Herbstzeit ist Erkältungszeit

Bald ist es wieder so weit: Die Temperaturen sinken auf Richtung Null Grad, auf den höheren Lagen der Mittelgebirge und in den Alpen fällt der erste Schnee. Für den Körper bedeutet dies, neue Strategien für das Immunsystem zu entwickeln, damit sich keine Erkältungskrankheiten festsetzen können. Aus einem Kratzen im Hals oder einem Schnupfen ist schnell ein grippaler Infekt entstanden.
Sorgen Sie immer für warme Schuhe und vor allem warme Füße. Verschwitzte Socken am besten unmittelbar nach Rückkehr vom Sport tauschen. Denken Sie ebenfalls an den Schleimhaut-Schutz. Unsere Schleimhäute dienen uns als Bollwerk gegen Bakterien und Viren. Geschwächt werden sie durch Trockenheit. Deshalb Büro- und Privaträume am besten regelmäßig lüften. Lassen Sie als Schutz den Körper nicht auskühlen.
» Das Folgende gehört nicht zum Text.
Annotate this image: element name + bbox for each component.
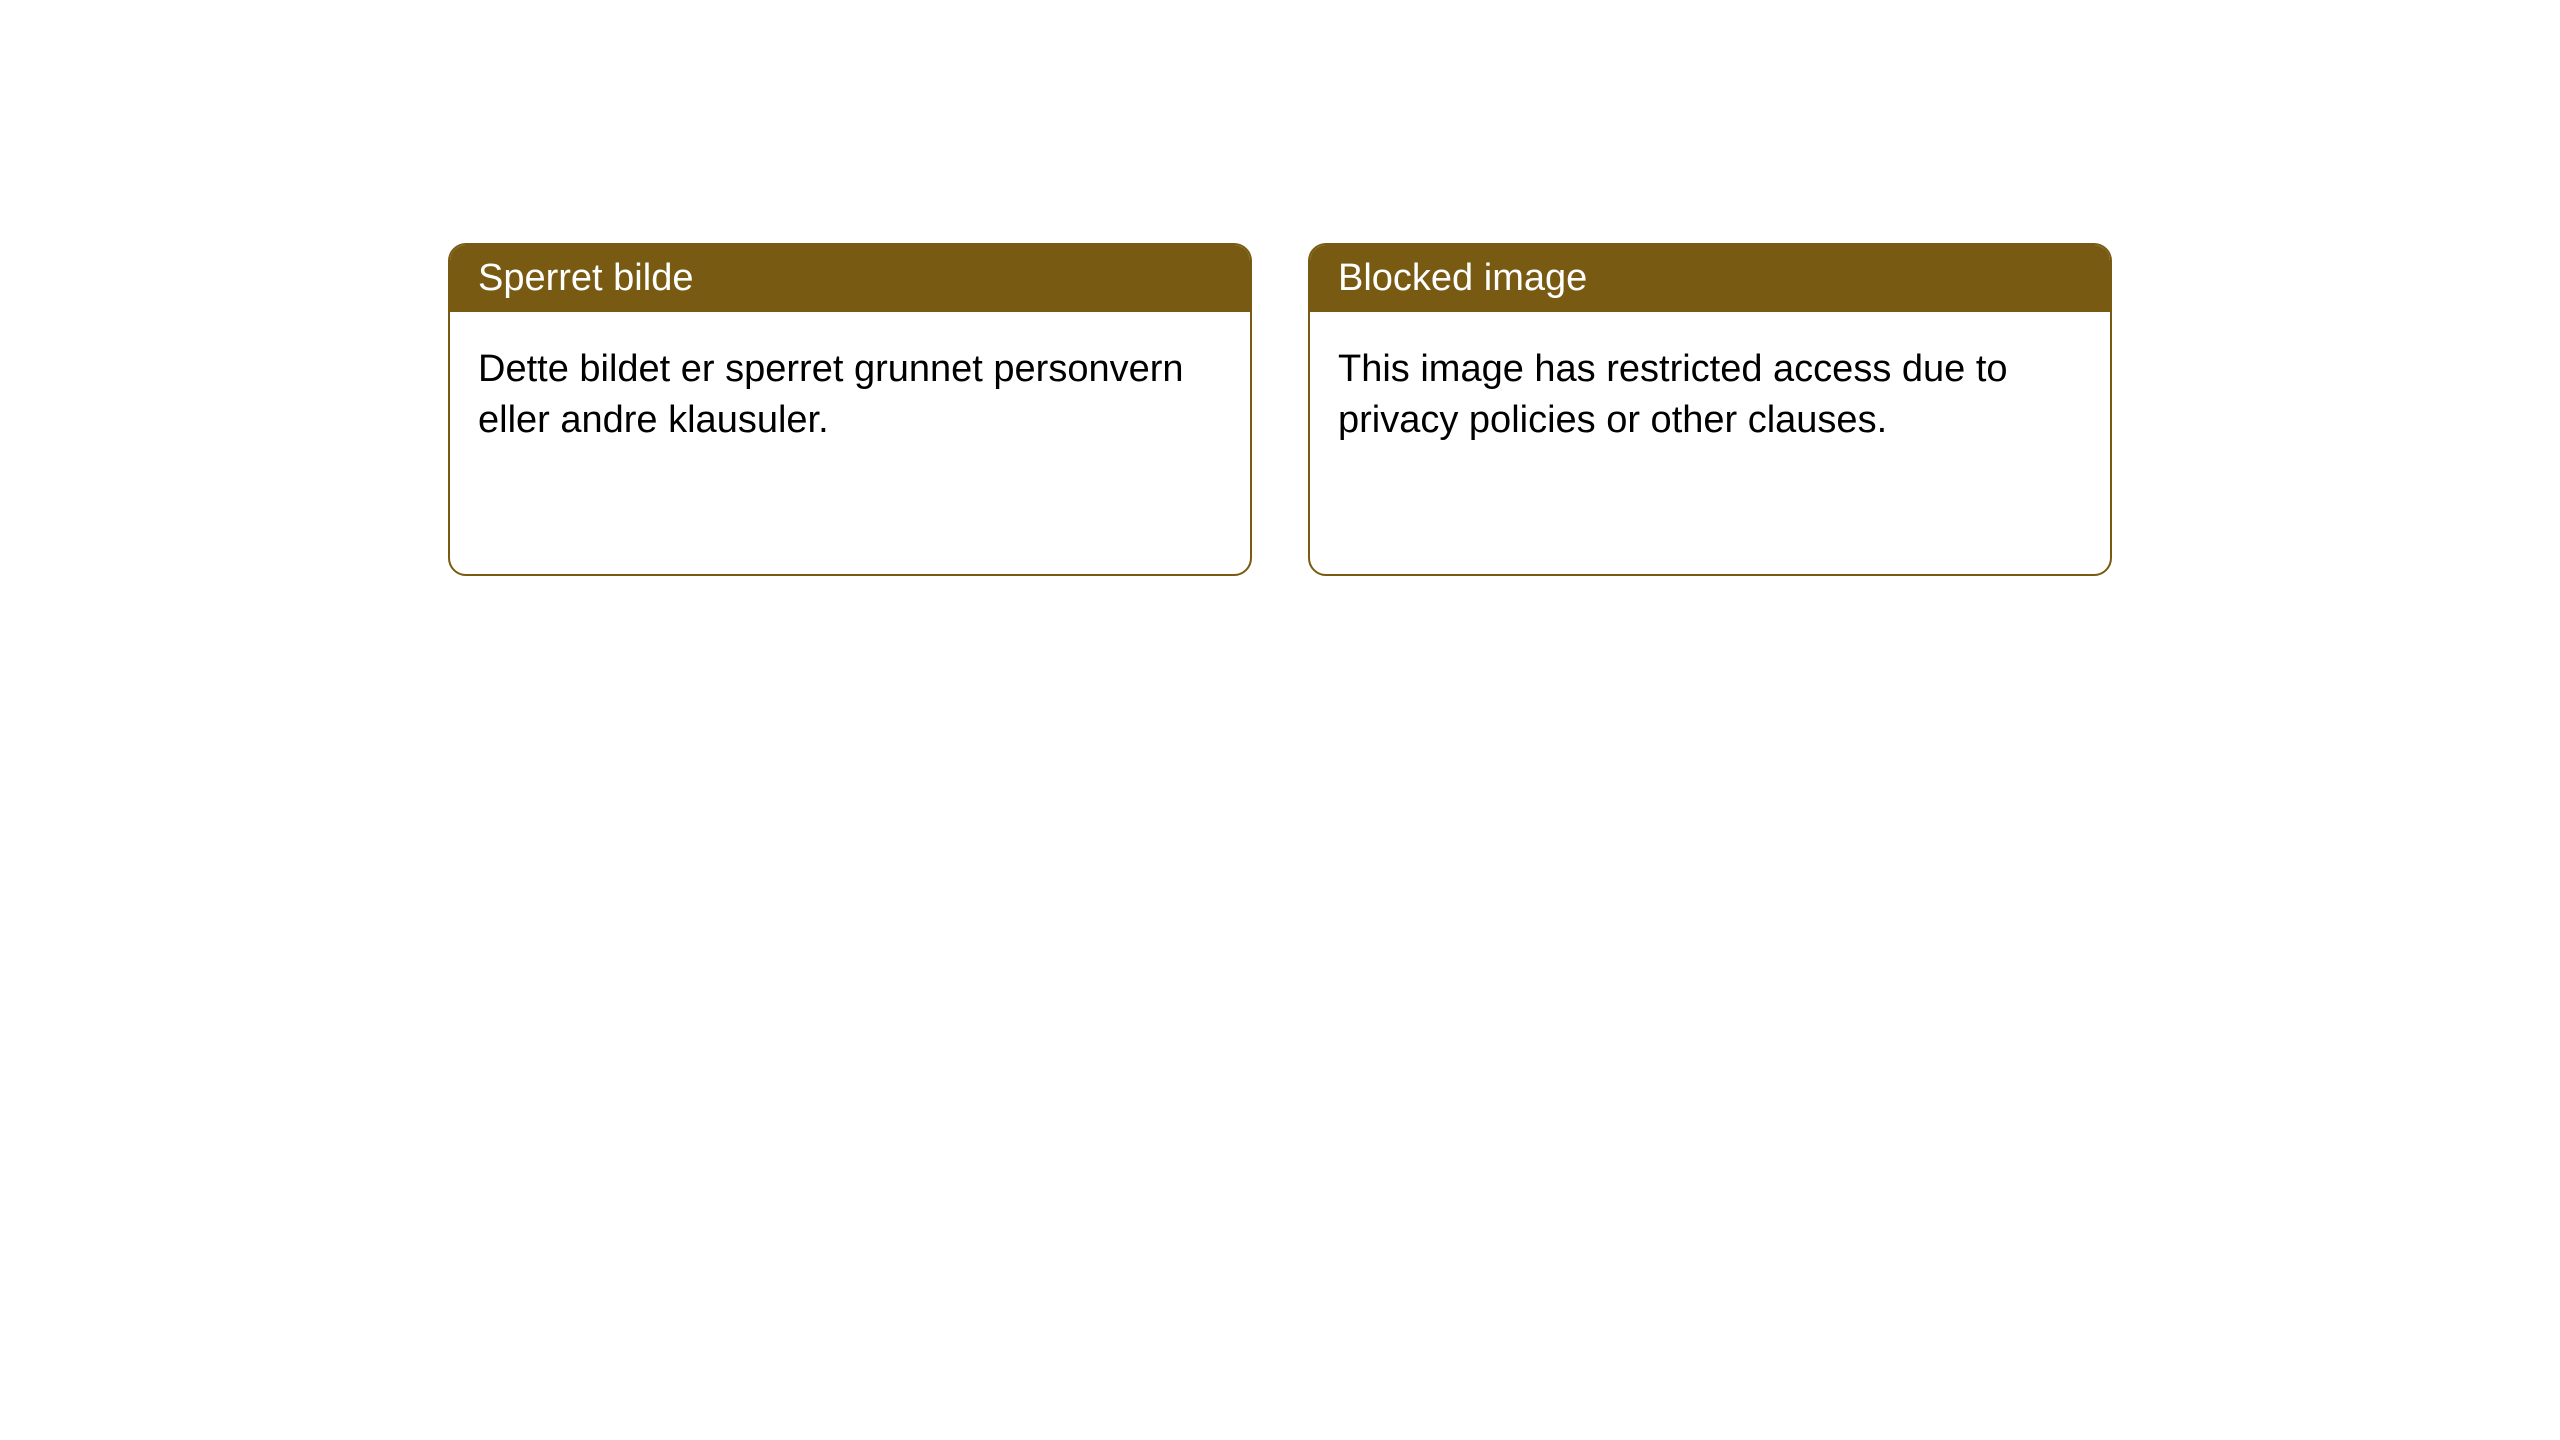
notice-card-body: This image has restricted access due to … [1310,312,2110,479]
notice-card-header: Sperret bilde [450,245,1250,312]
notice-card-body-text: This image has restricted access due to … [1338,348,2008,441]
notice-cards-container: Sperret bilde Dette bildet er sperret gr… [0,0,2560,576]
notice-card-body: Dette bildet er sperret grunnet personve… [450,312,1250,479]
notice-card-body-text: Dette bildet er sperret grunnet personve… [478,348,1184,441]
notice-card-norwegian: Sperret bilde Dette bildet er sperret gr… [448,243,1252,576]
notice-card-header: Blocked image [1310,245,2110,312]
notice-card-english: Blocked image This image has restricted … [1308,243,2112,576]
notice-card-title: Sperret bilde [478,257,693,299]
notice-card-title: Blocked image [1338,257,1587,299]
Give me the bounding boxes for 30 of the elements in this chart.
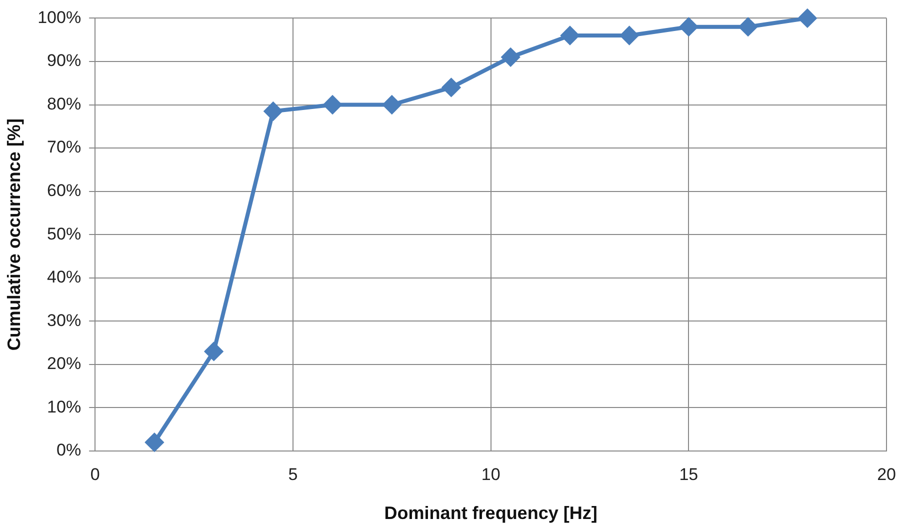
x-tick-label: 10: [481, 464, 500, 484]
x-tick-label: 15: [679, 464, 698, 484]
y-tick-label: 20%: [47, 354, 82, 374]
y-tick-label: 80%: [47, 94, 82, 114]
y-tick-label: 90%: [47, 51, 82, 70]
point: [324, 96, 342, 114]
x-tick-label: 5: [288, 464, 298, 484]
point: [382, 96, 401, 114]
y-tick-label: 60%: [47, 181, 82, 200]
y-tick-label: 50%: [47, 224, 82, 244]
point: [560, 26, 579, 45]
x-tick-label: 0: [90, 464, 100, 484]
y-tick-label: 40%: [47, 268, 82, 287]
point: [204, 342, 223, 360]
y-tick-label: 10%: [47, 397, 82, 416]
point: [798, 9, 816, 28]
y-axis-title: Cumulative occurrence [%]: [4, 118, 24, 351]
x-tick-label: 20: [877, 464, 896, 484]
point: [620, 26, 638, 45]
y-tick-label: 0%: [56, 440, 82, 460]
point: [502, 48, 520, 66]
point: [145, 433, 164, 452]
point: [680, 18, 698, 36]
point: [739, 18, 758, 36]
y-tick-label: 100%: [38, 8, 82, 27]
y-tick-label: 30%: [47, 310, 82, 330]
point: [264, 102, 282, 120]
y-tick-label: 70%: [47, 138, 82, 157]
x-axis-title: Dominant frequency [Hz]: [384, 503, 598, 524]
point: [442, 78, 460, 96]
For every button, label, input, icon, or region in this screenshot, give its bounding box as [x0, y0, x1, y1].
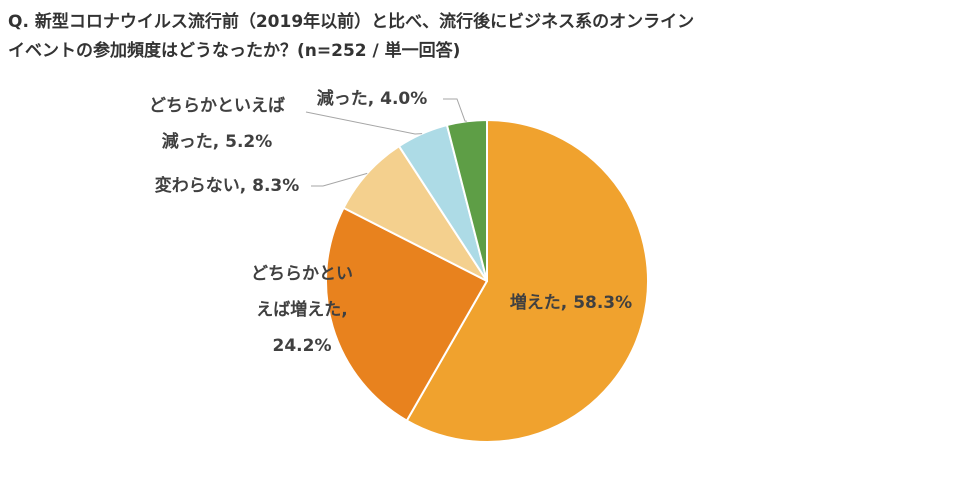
- slice-label: えば増えた,: [256, 299, 347, 320]
- leader-line: [443, 98, 467, 122]
- slice-label: 変わらない, 8.3%: [155, 175, 300, 196]
- slice-label: 減った, 4.0%: [317, 88, 428, 109]
- pie-slices: [325, 119, 649, 443]
- slice-label: 24.2%: [273, 336, 332, 356]
- chart-title: Q. 新型コロナウイルス流行前（2019年以前）と比べ、流行後にビジネス系のオン…: [8, 11, 694, 61]
- slice-label: どちらかといえば: [149, 96, 285, 116]
- slice-label: どちらかとい: [251, 264, 353, 284]
- slice-label: 増えた, 58.3%: [510, 292, 632, 313]
- chart-title-line: イベントの参加頻度はどうなったか？(n=252 / 単一回答): [8, 40, 460, 61]
- slice-label: 減った, 5.2%: [162, 131, 273, 152]
- chart-title-line: Q. 新型コロナウイルス流行前（2019年以前）と比べ、流行後にビジネス系のオン…: [8, 11, 694, 32]
- leader-lines: [305, 98, 467, 187]
- leader-line: [311, 172, 368, 187]
- leader-line: [305, 111, 423, 135]
- pie-slice: [445, 119, 488, 282]
- pie-slice: [405, 119, 649, 443]
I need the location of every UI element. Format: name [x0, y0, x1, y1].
Halten Sie im Alltag Hygieneregeln ein. Waschen Sie regelmäßig im Büro oder unverzüglich bei der Heimkehr nach Hause gründlich die Hände.
Mit Meersalz oder Salbei gurgeln – und viel trinken
Ist der Hals rau und trocken, braucht er viel Flüssigkeit. Heiße Kräutertees, etwa aus Thymian, und mit Vitamin C angereicherte Früchtetees beruhigen die angegriffenen Schleimhäute. Klassisches Mittel bei Halsweh ist das Gurgeln mit Salbei (Tropfen oder Tee) oder Meersalz. Ein Meerwasser-Nasenspray wirkt befeuchtend, reinigend und leicht spülend. Jedoch sollte er nicht länger als ein paar Tage verwendet werden.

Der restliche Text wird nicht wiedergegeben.